И наконец, стремление стать живописцем сводит Михала с искалеченными биографиями, со способными, даже талантливыми, но выброшенными из колеи, надломленными людьми, от которых он узнает, что и эта любовь жестока и требовательна, что счастливой и разделенной она может оказаться лишь для немногих, самых лучших, беспощадно испытавших себя и сумевших доказать свое право прийти в искусство и отдать ему без остатка всю жизнь.
Это единственное из пережитых Михалом потрясений, которое основано на справедливом и необходимом требовании, а не вытекает из неустройства общественной жизни. Однако справедливость в этом случае не утоляет душевной боли и не облегчает жизнь такому человеку, как художник Карч, одному из влюбленных в искусство и жестоко отринутых им.
В школе живописи Карча и Желеховского наступает для Михала конец детства и начинается юность. Там Колумб совершает седьмое и последнее из своих открытий перед тем, как проститься с родительским домом.
А из дома, уже с изрядно поредевшей пыльцой на крыльях, Михал попадает в казарму школы подхорунжих, где ему приходится прощаться со многими прежними представлениями о духовной чистоте, о добропорядочности, о любви и откуда он выходит в строю, где рядом с ним, тщательно изготовленные по одному образцу, «затянутые в гладкое сукно», распевая и звеня шпорами, ступают в ногу такие же молодые люди, «полные веры в себя, полные надежды и любви к жизни».

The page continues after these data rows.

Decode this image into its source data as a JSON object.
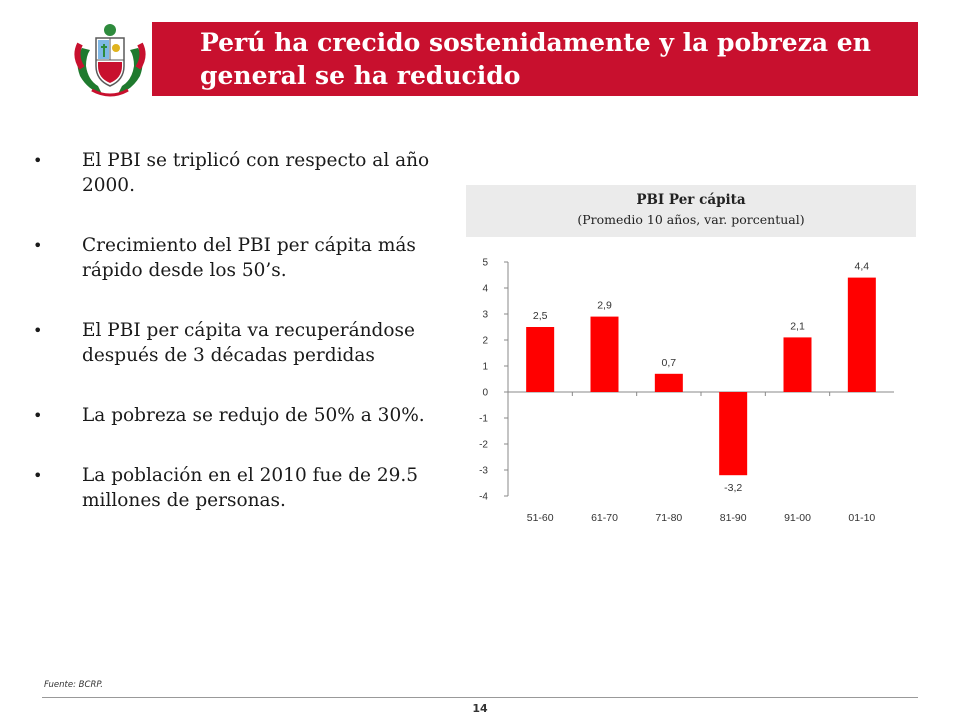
{
  "slide": {
    "title": "Perú ha crecido sostenidamente y la pobreza en general se ha reducido",
    "bullets": [
      "El PBI se triplicó con respecto al año 2000.",
      "Crecimiento del PBI per cápita más rápido desde los 50’s.",
      "El PBI per cápita va recuperándose después de 3 décadas perdidas",
      "La pobreza se redujo de 50% a 30%.",
      "La población en el 2010 fue de 29.5 millones de personas."
    ],
    "source": "Fuente: BCRP.",
    "page_number": "14"
  },
  "colors": {
    "accent": "#c8102e",
    "bar": "#ff0000"
  },
  "chart_data": {
    "type": "bar",
    "title": "PBI Per cápita",
    "subtitle": "(Promedio 10 años, var. porcentual)",
    "categories": [
      "51-60",
      "61-70",
      "71-80",
      "81-90",
      "91-00",
      "01-10"
    ],
    "values": [
      2.5,
      2.9,
      0.7,
      -3.2,
      2.1,
      4.4
    ],
    "value_labels": [
      "2,5",
      "2,9",
      "0,7",
      "-3,2",
      "2,1",
      "4,4"
    ],
    "yticks": [
      "5",
      "4",
      "3",
      "2",
      "1",
      "0",
      "-1",
      "-2",
      "-3",
      "-4"
    ],
    "ylim": [
      -4,
      5
    ],
    "grid": false,
    "legend": "none"
  }
}
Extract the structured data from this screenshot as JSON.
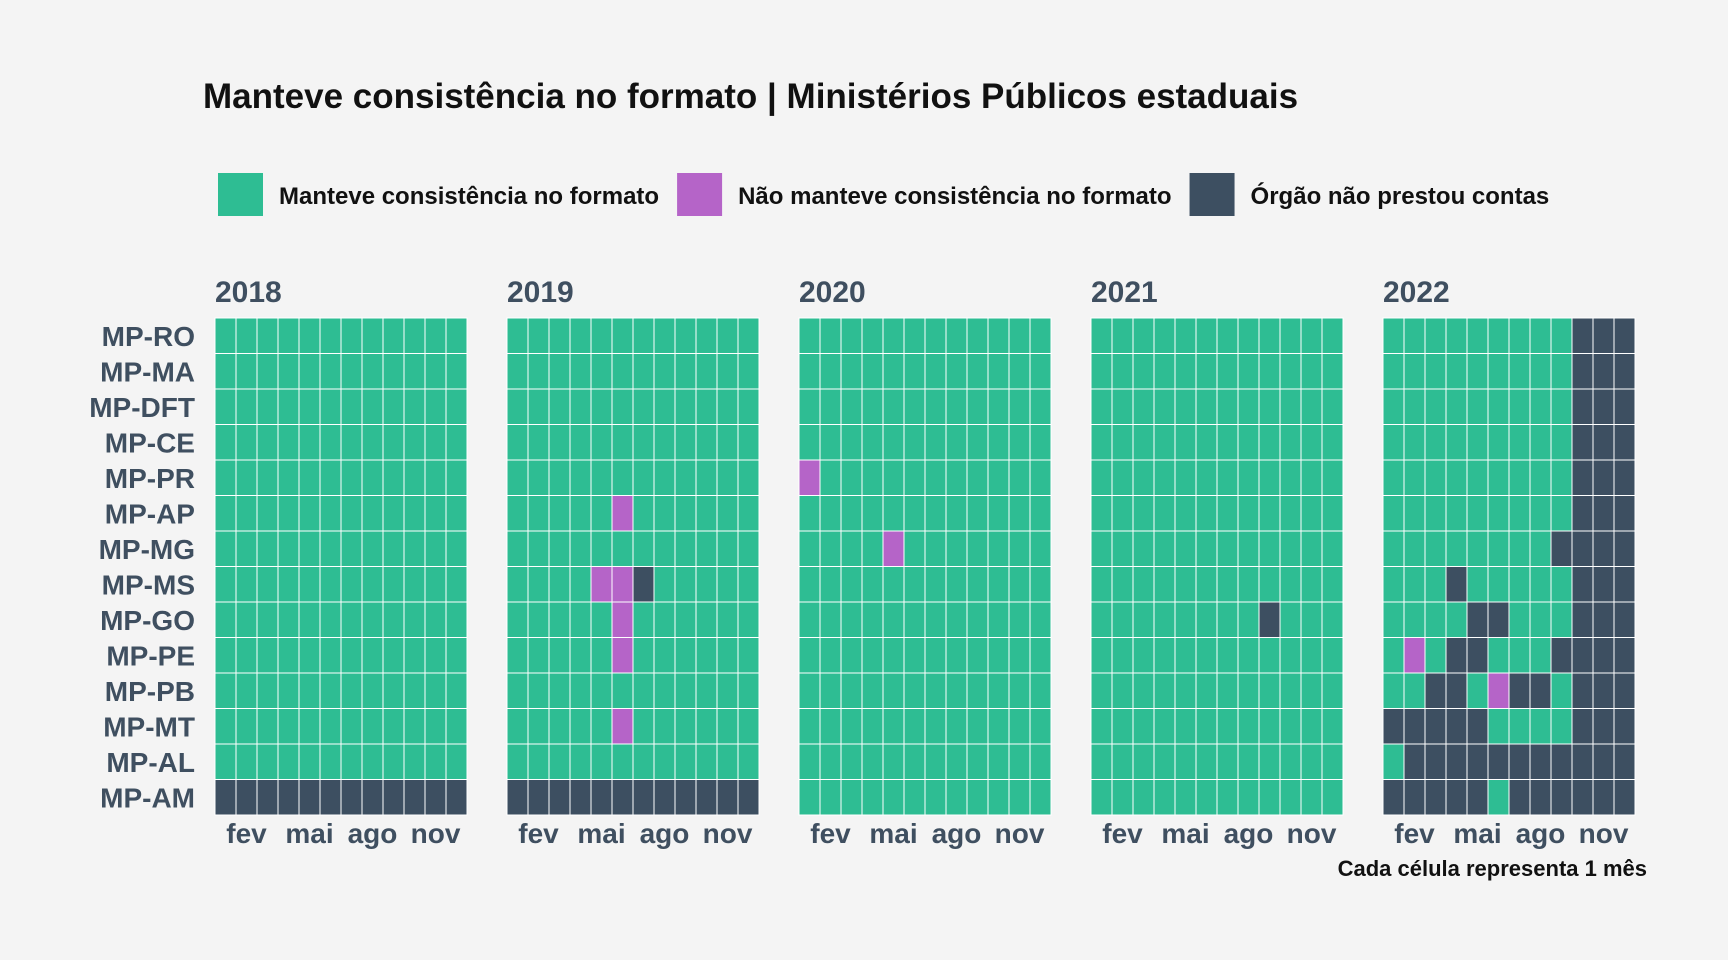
{
  "chart_data": {
    "type": "heatmap",
    "title": "Manteve consistência no formato | Ministérios Públicos estaduais",
    "caption": "Cada célula representa 1 mês",
    "legend": [
      {
        "label": "Manteve consistência no formato",
        "code": "S",
        "color": "#2ebd93"
      },
      {
        "label": "Não manteve consistência no formato",
        "code": "N",
        "color": "#b564c8"
      },
      {
        "label": "Órgão não prestou contas",
        "code": "X",
        "color": "#3d4f61"
      }
    ],
    "legend_placement": "top",
    "cell_unit": "month",
    "x_tick_labels": [
      "fev",
      "mai",
      "ago",
      "nov"
    ],
    "x_tick_months": [
      2,
      5,
      8,
      11
    ],
    "rows": [
      "MP-RO",
      "MP-MA",
      "MP-DFT",
      "MP-CE",
      "MP-PR",
      "MP-AP",
      "MP-MG",
      "MP-MS",
      "MP-GO",
      "MP-PE",
      "MP-PB",
      "MP-MT",
      "MP-AL",
      "MP-AM"
    ],
    "facets": [
      {
        "year": "2018",
        "matrix": [
          "SSSSSSSSSSSS",
          "SSSSSSSSSSSS",
          "SSSSSSSSSSSS",
          "SSSSSSSSSSSS",
          "SSSSSSSSSSSS",
          "SSSSSSSSSSSS",
          "SSSSSSSSSSSS",
          "SSSSSSSSSSSS",
          "SSSSSSSSSSSS",
          "SSSSSSSSSSSS",
          "SSSSSSSSSSSS",
          "SSSSSSSSSSSS",
          "SSSSSSSSSSSS",
          "XXXXXXXXXXXX"
        ]
      },
      {
        "year": "2019",
        "matrix": [
          "SSSSSSSSSSSS",
          "SSSSSSSSSSSS",
          "SSSSSSSSSSSS",
          "SSSSSSSSSSSS",
          "SSSSSSSSSSSS",
          "SSSSSNSSSSSS",
          "SSSSSSSSSSSS",
          "SSSSNNXSSSSS",
          "SSSSSNSSSSSS",
          "SSSSSNSSSSSS",
          "SSSSSSSSSSSS",
          "SSSSSNSSSSSS",
          "SSSSSSSSSSSS",
          "XXXXXXXXXXXX"
        ]
      },
      {
        "year": "2020",
        "matrix": [
          "SSSSSSSSSSSS",
          "SSSSSSSSSSSS",
          "SSSSSSSSSSSS",
          "SSSSSSSSSSSS",
          "NSSSSSSSSSSS",
          "SSSSSSSSSSSS",
          "SSSSNSSSSSSS",
          "SSSSSSSSSSSS",
          "SSSSSSSSSSSS",
          "SSSSSSSSSSSS",
          "SSSSSSSSSSSS",
          "SSSSSSSSSSSS",
          "SSSSSSSSSSSS",
          "SSSSSSSSSSSS"
        ]
      },
      {
        "year": "2021",
        "matrix": [
          "SSSSSSSSSSSS",
          "SSSSSSSSSSSS",
          "SSSSSSSSSSSS",
          "SSSSSSSSSSSS",
          "SSSSSSSSSSSS",
          "SSSSSSSSSSSS",
          "SSSSSSSSSSSS",
          "SSSSSSSSSSSS",
          "SSSSSSSSXSSS",
          "SSSSSSSSSSSS",
          "SSSSSSSSSSSS",
          "SSSSSSSSSSSS",
          "SSSSSSSSSSSS",
          "SSSSSSSSSSSS"
        ]
      },
      {
        "year": "2022",
        "matrix": [
          "SSSSSSSSSXXX",
          "SSSSSSSSSXXX",
          "SSSSSSSSSXXX",
          "SSSSSSSSSXXX",
          "SSSSSSSSSXXX",
          "SSSSSSSSSXXX",
          "SSSSSSSSXXXX",
          "SSSXSSSSSXXX",
          "SSSSXXSSSXXX",
          "SNSXXSSSXXXX",
          "SSXXSNXXSXXX",
          "XXXXXSSSSXXX",
          "SXXXXXXXXXXX",
          "XXXXXSXXXXXX"
        ]
      }
    ]
  }
}
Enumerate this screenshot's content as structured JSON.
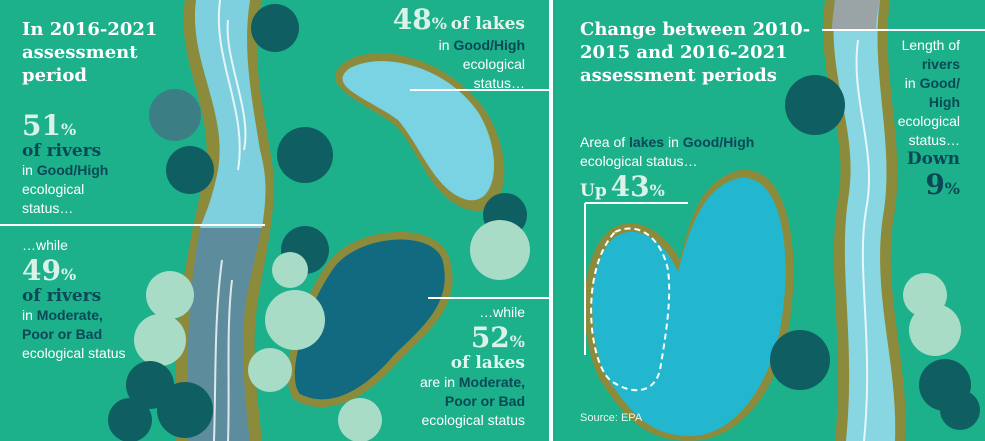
{
  "left_panel": {
    "title": "In 2016-2021 assessment period",
    "rivers_good": {
      "value": "51",
      "unit": "%",
      "subject": "of rivers",
      "prep": "in",
      "status": "Good/High",
      "suffix": "ecological status…"
    },
    "rivers_bad": {
      "lead": "…while",
      "value": "49",
      "unit": "%",
      "subject": "of rivers",
      "prep": "in",
      "status": "Moderate, Poor or Bad",
      "suffix": "ecological status"
    },
    "lakes_good": {
      "value": "48",
      "unit": "%",
      "subject": "of lakes",
      "prep": "in",
      "status": "Good/High",
      "suffix": "ecological status…"
    },
    "lakes_bad": {
      "lead": "…while",
      "value": "52",
      "unit": "%",
      "subject": "of lakes",
      "prep": "are in",
      "status": "Moderate, Poor or Bad",
      "suffix": "ecological status"
    }
  },
  "right_panel": {
    "title": "Change between 2010-2015 and 2016-2021 assessment periods",
    "lakes_change": {
      "lead": "Area of",
      "subject": "lakes",
      "prep": "in",
      "status": "Good/High",
      "suffix": "ecological status…",
      "direction": "Up",
      "value": "43",
      "unit": "%"
    },
    "rivers_change": {
      "lead": "Length of",
      "subject": "rivers",
      "prep": "in",
      "status": "Good/ High",
      "suffix": "ecological status…",
      "direction": "Down",
      "value": "9",
      "unit": "%"
    },
    "source": "Source: EPA"
  }
}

Человеку свойственно сохранять благодарное воспоминание о годах детства и юности, даже если эти годы протекали трудно, в бедах и неблагополучии. Детство Михала по всем внешним приметам благополучно, хоть и далеко не безмятежно. Надо ли удивляться, что обо всем добром и ясном повествователь рассказывает в тональности, порой близкой к идиллической пасторали? Если бы автор ограничил себя одной этой интонацией, его рассказ мог бы показаться слащавым и неправдивым. Он резко контрастировал бы с последующими событиями и не позволял бы понять их. Но в «Мотыльке» такая тональность то и дело отступает перед вторжением тревог и болей подростка. Откуда же они приходят? Михал не упивается идиллией, он глубоко задумывается, и вместе с ним задумывается читатель. И когда наступает час исторической катастрофы, быстрота, с какой рушится искренне дорогой художнику мир детства Михала, уже не является неожиданной. Художник задолго до этого заставил нас ощутить неблагополучие внутри той сложившейся жизни, которая не смогла устоять под первым же серьезным ударом.
Поврежденные крылья, искалеченная психика относятся к тем травмам поколения, какую в Польше критики и публицисты называют «моральным горбом». Когда и как была нанесена эта травма? К прямому и однозначному ответу прийти трудно. Не приходит к нему и Щепанский, но эта его книга в ряду других книг по-своему объясняет, почему прежняя жизнь не восстановилась, да и не могла восстановиться вновь, хоть трудная война и была выиграна. Уже в сентябре 1939 года предопределилось со всей категоричностью, что победа должна стать двусторонней: чтобы сохранить жизнь — не одному человеку, но целому народу, — предстоит залечить не только раны, нанесенные извне и почти смертельные, но и уничтожить давно образовавшуюся внутри организма злокачественную опухоль.